Introduction

We will apply a wrapper selection method using forward search and decision trees as a model in the breast cancer Wisconsin dataset. First we will split the dataset into training and validation datasets.

data <- read.table('breast-cancer-wisconsin.data', na.strings = "?", sep=",")
data <- data[,-1]
names(data) <- c("ClumpThickness", 
                 "UniformityCellSize", 
                 "UniformityCellShape", 
                 "MarginalAdhesion",
                 "SingleEpithelialCellSize",
                 "BareNuclei",
                 "BlandChromatin",
                 "NormalNucleoli",
                 "Mitoses",
                 "Class")
data$Class <- factor(data$Class, levels=c(2,4), labels=c("benign", "malignant"))
set.seed(1234)
ind <- sample(2, nrow(data), replace=TRUE, prob=c(0.7, 0.3))
trainData <- data[ind==1,]
validationData <- data[ind==2,]
# remove cases with missing data
trainData <- trainData[complete.cases(trainData),]
validationData <- validationData[complete.cases(validationData),]

Naive Bayes

We can use the Naive Bayes algorithm to evaluate the forward selection algorithm both in the training and the validation datasets under the accuracy metric.

library(e1071)
model <- naiveBayes(Class ~ ., data=trainData, laplace = 1)
simpler_model <- naiveBayes(f, data=trainData, laplace = 1)

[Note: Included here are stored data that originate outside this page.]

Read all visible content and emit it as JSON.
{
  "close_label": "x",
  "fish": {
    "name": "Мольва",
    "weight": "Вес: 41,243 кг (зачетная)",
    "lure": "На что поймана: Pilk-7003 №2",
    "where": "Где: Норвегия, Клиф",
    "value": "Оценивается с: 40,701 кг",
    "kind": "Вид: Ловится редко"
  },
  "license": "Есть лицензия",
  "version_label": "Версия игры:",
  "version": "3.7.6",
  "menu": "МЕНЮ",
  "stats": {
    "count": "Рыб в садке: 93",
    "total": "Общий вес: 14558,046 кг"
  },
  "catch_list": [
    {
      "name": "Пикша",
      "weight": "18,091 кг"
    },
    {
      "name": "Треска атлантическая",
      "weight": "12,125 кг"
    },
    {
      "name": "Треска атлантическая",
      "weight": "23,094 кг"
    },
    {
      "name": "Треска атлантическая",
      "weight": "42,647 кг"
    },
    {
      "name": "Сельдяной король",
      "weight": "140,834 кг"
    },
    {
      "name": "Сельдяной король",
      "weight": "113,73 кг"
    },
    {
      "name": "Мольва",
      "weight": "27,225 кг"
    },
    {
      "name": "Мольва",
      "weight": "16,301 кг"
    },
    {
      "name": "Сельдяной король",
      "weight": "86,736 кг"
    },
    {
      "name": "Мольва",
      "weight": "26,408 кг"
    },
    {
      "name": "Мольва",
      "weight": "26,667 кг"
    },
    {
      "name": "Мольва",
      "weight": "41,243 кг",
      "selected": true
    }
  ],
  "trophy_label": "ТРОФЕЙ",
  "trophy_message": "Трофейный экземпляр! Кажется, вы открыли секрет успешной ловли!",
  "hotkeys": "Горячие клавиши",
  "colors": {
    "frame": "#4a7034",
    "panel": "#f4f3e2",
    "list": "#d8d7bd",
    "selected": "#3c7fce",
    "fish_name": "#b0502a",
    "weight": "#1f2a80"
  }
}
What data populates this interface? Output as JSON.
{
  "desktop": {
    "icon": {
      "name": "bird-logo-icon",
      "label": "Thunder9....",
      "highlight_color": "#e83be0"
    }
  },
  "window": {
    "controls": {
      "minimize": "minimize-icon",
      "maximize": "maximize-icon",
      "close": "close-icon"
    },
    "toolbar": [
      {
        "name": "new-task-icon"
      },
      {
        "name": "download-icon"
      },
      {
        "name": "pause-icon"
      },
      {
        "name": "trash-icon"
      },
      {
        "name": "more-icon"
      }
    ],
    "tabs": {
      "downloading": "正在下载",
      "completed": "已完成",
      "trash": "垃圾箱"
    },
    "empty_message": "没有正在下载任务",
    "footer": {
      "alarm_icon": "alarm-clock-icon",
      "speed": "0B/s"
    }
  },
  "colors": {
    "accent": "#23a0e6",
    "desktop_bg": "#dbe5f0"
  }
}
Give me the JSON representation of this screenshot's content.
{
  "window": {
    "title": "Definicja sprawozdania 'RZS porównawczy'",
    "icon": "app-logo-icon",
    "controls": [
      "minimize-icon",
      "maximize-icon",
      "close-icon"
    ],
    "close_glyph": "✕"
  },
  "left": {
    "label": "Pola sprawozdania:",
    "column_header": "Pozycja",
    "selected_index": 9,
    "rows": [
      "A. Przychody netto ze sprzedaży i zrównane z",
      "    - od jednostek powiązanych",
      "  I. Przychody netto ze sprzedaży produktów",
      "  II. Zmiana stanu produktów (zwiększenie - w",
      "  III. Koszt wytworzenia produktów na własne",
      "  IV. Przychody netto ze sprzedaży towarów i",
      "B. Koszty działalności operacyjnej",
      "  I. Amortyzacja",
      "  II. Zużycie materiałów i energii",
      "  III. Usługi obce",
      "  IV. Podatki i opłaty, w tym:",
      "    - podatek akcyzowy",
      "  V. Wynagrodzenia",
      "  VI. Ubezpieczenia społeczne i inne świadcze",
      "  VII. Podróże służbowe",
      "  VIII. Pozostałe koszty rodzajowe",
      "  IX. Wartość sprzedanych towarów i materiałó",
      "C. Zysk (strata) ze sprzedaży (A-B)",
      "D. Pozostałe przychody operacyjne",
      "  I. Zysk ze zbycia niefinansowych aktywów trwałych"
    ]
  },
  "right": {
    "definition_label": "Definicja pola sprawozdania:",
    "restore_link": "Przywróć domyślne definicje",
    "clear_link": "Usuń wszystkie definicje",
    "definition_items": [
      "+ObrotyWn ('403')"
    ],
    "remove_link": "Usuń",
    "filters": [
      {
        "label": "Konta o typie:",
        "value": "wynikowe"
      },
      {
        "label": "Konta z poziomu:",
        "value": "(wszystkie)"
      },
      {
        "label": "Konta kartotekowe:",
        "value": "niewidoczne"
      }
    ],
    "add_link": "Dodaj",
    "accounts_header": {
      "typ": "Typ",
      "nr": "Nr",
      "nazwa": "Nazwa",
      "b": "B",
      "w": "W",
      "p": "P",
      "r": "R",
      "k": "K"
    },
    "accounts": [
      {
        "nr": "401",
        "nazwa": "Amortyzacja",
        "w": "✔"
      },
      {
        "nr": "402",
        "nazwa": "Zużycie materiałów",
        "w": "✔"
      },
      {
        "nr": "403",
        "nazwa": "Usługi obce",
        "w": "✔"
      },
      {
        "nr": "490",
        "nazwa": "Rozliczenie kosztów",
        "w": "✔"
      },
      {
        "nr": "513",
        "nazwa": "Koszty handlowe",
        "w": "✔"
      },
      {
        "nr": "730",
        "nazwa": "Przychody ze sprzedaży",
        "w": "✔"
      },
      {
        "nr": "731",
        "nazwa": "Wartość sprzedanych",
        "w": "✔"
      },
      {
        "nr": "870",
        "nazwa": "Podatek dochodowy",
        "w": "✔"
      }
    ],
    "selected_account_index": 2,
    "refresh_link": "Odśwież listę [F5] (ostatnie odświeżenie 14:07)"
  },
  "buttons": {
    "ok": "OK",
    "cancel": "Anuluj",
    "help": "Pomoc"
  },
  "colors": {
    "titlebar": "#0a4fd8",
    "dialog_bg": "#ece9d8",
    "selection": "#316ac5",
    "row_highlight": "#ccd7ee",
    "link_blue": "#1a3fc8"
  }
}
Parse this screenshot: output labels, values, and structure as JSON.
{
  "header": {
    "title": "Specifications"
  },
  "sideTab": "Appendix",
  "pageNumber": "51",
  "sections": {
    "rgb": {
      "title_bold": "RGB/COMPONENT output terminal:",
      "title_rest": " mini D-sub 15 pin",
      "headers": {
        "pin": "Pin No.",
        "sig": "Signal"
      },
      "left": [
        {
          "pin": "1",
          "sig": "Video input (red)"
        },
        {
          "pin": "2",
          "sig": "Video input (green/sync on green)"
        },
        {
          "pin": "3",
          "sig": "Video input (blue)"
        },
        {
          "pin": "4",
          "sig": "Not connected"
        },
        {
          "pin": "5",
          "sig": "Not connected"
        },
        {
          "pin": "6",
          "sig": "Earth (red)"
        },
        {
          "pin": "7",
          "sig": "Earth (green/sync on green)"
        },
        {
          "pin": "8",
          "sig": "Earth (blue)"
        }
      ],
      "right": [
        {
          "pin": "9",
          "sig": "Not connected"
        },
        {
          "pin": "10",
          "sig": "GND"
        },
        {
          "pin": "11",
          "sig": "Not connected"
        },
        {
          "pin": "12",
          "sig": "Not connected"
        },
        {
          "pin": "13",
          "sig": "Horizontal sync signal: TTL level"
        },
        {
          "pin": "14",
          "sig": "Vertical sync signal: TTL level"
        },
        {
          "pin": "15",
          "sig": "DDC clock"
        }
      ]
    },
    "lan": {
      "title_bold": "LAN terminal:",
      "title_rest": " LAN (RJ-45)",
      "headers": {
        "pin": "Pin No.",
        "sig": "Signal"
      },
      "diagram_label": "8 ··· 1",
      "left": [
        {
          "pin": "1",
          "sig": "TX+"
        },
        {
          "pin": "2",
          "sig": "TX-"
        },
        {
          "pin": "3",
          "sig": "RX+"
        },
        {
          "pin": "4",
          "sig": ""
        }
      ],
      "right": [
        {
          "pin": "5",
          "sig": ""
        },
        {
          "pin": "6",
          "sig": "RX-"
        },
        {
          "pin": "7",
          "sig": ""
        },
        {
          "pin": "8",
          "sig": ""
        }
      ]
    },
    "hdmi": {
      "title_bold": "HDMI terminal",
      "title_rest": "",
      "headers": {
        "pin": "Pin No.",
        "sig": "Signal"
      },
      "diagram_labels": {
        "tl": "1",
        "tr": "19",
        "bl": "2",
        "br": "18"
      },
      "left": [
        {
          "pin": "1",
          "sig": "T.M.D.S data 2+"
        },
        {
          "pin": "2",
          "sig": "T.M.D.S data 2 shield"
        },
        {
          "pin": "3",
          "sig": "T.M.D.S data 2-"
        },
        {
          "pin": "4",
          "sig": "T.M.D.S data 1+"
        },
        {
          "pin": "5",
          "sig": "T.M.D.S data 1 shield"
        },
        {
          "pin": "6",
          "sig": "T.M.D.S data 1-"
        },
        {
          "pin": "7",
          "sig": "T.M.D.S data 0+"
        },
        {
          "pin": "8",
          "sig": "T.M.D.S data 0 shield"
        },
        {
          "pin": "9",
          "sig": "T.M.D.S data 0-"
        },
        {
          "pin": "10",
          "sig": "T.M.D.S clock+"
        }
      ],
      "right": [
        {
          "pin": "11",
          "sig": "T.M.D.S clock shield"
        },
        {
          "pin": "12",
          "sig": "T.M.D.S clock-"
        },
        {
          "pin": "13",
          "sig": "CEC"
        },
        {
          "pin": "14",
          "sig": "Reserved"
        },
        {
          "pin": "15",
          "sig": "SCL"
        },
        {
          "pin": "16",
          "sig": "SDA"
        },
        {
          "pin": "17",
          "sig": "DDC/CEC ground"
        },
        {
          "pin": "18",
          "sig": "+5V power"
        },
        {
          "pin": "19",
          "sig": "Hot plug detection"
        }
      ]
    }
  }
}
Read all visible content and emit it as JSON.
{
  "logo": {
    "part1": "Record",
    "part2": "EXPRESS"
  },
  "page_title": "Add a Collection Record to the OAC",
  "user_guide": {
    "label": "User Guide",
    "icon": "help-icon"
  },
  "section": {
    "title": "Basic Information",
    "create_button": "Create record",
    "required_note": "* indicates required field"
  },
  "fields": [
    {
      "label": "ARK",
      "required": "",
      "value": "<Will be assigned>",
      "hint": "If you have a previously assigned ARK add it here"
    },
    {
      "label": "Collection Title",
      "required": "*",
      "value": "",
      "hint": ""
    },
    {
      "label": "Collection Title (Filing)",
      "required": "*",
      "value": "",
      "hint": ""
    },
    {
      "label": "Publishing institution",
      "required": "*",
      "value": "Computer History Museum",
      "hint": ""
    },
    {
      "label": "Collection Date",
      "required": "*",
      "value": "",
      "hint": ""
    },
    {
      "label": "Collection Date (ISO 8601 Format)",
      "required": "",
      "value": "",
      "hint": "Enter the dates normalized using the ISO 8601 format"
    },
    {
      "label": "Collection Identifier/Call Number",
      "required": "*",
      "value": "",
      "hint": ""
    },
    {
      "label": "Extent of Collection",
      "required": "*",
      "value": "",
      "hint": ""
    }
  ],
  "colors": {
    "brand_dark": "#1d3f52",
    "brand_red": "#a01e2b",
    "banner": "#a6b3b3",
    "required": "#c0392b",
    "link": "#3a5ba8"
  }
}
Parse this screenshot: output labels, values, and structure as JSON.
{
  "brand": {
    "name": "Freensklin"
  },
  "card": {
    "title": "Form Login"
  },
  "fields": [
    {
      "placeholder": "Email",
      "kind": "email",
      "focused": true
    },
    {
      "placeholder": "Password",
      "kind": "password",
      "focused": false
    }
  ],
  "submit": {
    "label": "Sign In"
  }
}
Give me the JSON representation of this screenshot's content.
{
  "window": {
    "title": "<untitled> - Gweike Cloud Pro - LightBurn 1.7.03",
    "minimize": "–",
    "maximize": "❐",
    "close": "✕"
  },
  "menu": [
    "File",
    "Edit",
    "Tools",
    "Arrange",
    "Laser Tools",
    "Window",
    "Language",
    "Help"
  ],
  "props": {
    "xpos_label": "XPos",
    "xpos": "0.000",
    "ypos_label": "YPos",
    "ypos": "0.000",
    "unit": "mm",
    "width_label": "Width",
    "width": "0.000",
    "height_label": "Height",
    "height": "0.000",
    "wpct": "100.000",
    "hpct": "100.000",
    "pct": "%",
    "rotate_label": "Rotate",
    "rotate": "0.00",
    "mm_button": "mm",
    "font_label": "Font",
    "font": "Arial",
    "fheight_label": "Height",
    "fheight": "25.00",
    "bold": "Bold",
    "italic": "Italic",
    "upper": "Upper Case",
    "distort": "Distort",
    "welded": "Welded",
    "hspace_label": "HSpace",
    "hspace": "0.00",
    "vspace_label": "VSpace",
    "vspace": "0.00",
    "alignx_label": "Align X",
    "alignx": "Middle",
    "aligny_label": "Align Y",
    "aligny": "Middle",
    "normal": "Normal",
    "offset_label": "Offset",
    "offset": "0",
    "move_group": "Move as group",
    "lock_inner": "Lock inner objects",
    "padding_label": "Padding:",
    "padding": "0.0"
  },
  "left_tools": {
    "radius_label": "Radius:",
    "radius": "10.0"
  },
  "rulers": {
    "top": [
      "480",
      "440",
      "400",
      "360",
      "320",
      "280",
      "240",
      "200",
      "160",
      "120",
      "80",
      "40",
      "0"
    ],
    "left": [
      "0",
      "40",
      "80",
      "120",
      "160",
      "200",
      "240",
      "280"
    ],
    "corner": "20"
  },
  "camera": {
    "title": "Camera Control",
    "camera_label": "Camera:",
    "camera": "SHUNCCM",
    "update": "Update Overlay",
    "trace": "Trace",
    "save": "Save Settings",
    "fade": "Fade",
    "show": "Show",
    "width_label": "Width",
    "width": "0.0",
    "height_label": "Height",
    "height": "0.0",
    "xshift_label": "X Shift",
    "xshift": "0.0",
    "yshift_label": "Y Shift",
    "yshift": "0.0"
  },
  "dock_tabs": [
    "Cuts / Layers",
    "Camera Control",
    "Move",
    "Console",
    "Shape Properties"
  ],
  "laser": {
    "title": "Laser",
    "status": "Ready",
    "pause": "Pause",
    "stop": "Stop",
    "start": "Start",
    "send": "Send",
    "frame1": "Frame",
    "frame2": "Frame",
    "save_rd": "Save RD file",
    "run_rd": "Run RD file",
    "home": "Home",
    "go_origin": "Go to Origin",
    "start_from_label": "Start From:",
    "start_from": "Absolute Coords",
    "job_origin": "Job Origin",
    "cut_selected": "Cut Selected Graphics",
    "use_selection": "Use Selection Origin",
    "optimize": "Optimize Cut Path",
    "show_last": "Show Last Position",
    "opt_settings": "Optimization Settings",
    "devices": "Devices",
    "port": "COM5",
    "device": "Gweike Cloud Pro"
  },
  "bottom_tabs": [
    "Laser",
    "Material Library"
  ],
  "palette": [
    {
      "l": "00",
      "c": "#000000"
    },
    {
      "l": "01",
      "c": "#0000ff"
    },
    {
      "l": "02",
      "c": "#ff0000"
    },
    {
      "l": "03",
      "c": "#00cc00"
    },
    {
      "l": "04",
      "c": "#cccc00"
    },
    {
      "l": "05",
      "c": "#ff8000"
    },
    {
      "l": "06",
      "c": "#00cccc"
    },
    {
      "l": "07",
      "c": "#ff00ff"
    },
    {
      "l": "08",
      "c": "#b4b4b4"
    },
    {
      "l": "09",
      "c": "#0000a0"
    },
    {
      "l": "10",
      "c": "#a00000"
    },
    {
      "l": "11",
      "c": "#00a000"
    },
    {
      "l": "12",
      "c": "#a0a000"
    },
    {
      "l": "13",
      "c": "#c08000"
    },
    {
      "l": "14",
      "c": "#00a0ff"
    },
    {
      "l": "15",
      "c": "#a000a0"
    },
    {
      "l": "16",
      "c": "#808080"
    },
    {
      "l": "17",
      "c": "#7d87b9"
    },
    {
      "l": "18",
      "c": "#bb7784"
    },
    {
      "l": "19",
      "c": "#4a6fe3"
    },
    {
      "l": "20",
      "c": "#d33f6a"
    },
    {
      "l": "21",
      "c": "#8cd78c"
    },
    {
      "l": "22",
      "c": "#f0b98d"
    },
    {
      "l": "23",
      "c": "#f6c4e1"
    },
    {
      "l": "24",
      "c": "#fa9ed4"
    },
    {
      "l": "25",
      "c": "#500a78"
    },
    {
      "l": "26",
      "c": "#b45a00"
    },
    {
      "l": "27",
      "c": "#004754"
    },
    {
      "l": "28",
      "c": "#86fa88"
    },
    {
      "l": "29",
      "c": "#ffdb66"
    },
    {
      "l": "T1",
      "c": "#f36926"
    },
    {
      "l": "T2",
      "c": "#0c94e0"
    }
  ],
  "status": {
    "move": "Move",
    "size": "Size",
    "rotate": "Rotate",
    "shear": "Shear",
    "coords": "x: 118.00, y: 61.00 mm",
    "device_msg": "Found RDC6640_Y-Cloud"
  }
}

pred <- predict(model, validationData)
simpler_pred <- predict(simpler_model, validationData)

library(MLmetrics)
train_pred <- predict(model, trainData)
train_simpler_pred <- predict(simpler_model, trainData)
paste("Accuracy in training all attributes", 
      Accuracy(train_pred, trainData$Class), sep=" - ")
## [1] "Accuracy in training all attributes - 0.957805907172996"
paste("Accuracy in training forward search attributes", 
      Accuracy(train_simpler_pred, trainData$Class), sep=" - ")
## [1] "Accuracy in training forward search attributes - 0.953586497890295"
paste("Accuracy in validation all attributes", 
      Accuracy(pred, validationData$Class), sep=" - ")
## [1] "Accuracy in validation all attributes - 0.976076555023923"
paste("Accuracy in validation forward search attributes", 
      Accuracy(simpler_pred, validationData$Class), sep=" - ")
## [1] "Accuracy in validation forward search attributes - 0.971291866028708"

In the breast cancer Wisconsin dataset, the feature selection algorithm did not outperform the use of all attributes. The obvious cause is that there 9 attributes are handpicked by domain experts and have indeed a predictive power all together. So removing some does not product better results.